Pourquoi cette formation ?
- sabrinadiapro69
- 30 oct. 2025
- 2 min de lecture
Dernière mise à jour : 5 nov. 2025
La magie du distanciel

Un paragraphe ne suffirait pas à exprimer le pourquoi du comment mais nous pourrions résumer cela par un besoin viscéral d’exprimer une créativité débordante et dont le seul challenge serait d’émerger des méandres de l’internet pour se faire connaître et susciter l’intérêt du monde. Par susciter l’intérêt, j’entends s’autogratifier devant le succès des stratégies que nous mettons en place pour répondre aux besoins des utilisateurs. Mais ce n’est pas tout ! L’hyper méga supra bonne nouvelle c’est que les technologies d’aujourd’hui ouvrent les champs des possibles. Bien que difficiles, les missions des métiers du digital seraient plus honorables à mon sens que de jouer un (mauvais) rôle pour exiger de mes interlocuteurs une bonne foi tout en se présentant en tant que Isabelle Jardin du service judiciaire. En effet, dans le monde du recouvrement représentée par les agents, doivent refléter la fermeté mais aussi irrépréhensible. C’est la raison pour laquelle un pseudonyme nous est attribué à l’embauche. Dès la prise de poste, nous voilà dénué de tout : ethnie, religion, personnalité, tout cela afin de ne pas laisser aux débiteurs le moyen de se défiler.
Deuxième chance
L’autoformation est une belle entrée en matière et permet de saisir l’ampleur du travail à accomplir et des compétences à acquérir en revanche elle ne peut se substituer à une formation complète comme celle proposée dans le DEUST de l’Université de Limoges. Mon but : acquérir des compétences techniques, développer des stratégies, accroître une expertise pour mener à bien des projets professionnels et me lancer ensuite dans une aventure entrepreneuriale. Cette formation de webdesigner représente une opportunité exceptionnelle pour moi à titre professionnel, mais aussi et surtout à titre personnel.

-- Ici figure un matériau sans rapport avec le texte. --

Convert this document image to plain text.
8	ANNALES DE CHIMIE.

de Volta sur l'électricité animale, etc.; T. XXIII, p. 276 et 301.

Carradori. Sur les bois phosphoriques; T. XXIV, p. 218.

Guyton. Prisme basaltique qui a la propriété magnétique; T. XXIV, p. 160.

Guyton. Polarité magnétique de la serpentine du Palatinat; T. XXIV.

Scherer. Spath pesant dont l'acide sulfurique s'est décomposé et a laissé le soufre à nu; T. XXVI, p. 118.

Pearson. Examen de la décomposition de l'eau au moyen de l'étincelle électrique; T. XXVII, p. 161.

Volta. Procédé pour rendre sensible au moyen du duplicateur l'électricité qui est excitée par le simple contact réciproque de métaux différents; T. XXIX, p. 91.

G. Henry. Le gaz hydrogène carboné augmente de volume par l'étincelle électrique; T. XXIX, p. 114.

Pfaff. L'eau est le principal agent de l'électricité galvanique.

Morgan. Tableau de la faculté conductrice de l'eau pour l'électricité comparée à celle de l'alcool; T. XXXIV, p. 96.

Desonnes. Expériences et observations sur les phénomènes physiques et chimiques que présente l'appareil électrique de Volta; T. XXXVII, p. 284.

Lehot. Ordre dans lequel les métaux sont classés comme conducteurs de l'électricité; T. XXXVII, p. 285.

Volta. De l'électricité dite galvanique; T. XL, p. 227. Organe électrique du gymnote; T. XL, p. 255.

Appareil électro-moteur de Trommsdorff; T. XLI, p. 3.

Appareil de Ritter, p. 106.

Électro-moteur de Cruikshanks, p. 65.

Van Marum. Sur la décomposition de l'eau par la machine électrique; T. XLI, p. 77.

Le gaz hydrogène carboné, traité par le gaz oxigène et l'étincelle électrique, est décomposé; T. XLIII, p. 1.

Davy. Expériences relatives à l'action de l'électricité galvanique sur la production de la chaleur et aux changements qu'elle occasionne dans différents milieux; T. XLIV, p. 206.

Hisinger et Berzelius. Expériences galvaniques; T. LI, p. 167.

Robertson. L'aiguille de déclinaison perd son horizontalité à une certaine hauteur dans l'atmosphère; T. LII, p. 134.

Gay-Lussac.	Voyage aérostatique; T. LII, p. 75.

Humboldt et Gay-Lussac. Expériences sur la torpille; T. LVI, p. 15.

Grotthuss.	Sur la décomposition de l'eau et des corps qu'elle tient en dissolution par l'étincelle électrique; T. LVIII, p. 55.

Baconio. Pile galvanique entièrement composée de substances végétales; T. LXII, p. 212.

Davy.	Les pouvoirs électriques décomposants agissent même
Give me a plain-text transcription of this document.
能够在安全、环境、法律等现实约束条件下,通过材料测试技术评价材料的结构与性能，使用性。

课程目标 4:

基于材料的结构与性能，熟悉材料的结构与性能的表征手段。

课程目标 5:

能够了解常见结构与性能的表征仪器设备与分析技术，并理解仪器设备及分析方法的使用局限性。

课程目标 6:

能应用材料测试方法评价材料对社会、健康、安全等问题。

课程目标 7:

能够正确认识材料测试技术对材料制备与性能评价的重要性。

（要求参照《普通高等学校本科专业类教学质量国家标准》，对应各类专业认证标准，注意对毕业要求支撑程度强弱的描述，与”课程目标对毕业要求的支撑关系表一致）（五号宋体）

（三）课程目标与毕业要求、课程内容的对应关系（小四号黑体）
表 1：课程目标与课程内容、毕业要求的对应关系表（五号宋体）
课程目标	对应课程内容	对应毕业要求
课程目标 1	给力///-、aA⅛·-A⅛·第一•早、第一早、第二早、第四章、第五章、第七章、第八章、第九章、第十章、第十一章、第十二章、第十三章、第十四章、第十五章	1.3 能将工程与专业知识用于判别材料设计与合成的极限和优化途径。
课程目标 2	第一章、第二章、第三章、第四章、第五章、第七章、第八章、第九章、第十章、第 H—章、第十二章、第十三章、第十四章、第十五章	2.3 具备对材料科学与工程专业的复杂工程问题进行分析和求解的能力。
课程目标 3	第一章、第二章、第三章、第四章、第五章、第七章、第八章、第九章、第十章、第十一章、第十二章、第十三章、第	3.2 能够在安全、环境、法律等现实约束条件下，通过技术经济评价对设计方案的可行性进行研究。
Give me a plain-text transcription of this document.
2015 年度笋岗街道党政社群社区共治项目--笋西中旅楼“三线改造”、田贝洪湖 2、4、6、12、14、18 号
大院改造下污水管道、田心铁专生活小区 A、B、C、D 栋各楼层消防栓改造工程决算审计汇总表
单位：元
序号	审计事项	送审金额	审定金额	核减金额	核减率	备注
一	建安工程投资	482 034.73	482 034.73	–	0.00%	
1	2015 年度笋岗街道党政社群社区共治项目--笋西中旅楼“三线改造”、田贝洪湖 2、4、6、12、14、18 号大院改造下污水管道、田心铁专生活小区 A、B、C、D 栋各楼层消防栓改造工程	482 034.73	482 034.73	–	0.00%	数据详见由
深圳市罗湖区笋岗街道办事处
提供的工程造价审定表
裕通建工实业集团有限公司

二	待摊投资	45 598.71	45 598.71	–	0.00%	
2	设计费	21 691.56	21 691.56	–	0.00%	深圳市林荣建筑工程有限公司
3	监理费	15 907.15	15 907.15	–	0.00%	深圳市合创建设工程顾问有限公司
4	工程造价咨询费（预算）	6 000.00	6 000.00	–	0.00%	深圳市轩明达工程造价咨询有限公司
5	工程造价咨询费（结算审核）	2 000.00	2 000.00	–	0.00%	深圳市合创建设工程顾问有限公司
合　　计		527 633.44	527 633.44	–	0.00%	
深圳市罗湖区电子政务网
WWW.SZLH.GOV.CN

Mes années de scolarité et d’activité professionnelles ont mis en exergues mes points forts et surtout mes points faibles. Un travail sur moi-même m’ont permis d’identifier les causes et de continuer à tester les moyens de compenser. Telle une chercheuse…non, plutôt une archéologue. Telle une archéologue j’ai étudié, dépoussiéré, cherché dans les archives, je suis allée sur le terrain. Mais pas seulement, j’ai aussi fait le tri, fais appel à des souvenirs enfouis. Parfois insignifiants, d’autres blessants et certains laissant un goût amer. Cette introspection épuisante émotionnellement fut bénéfique puisque de ce chemin sinueux et vertigineux je vois enfin, de loin, le sommet. Manque plus qu’à fabriquer un radeau, traverser la rivière, gravir la montagne à 45° et le tour sera joué.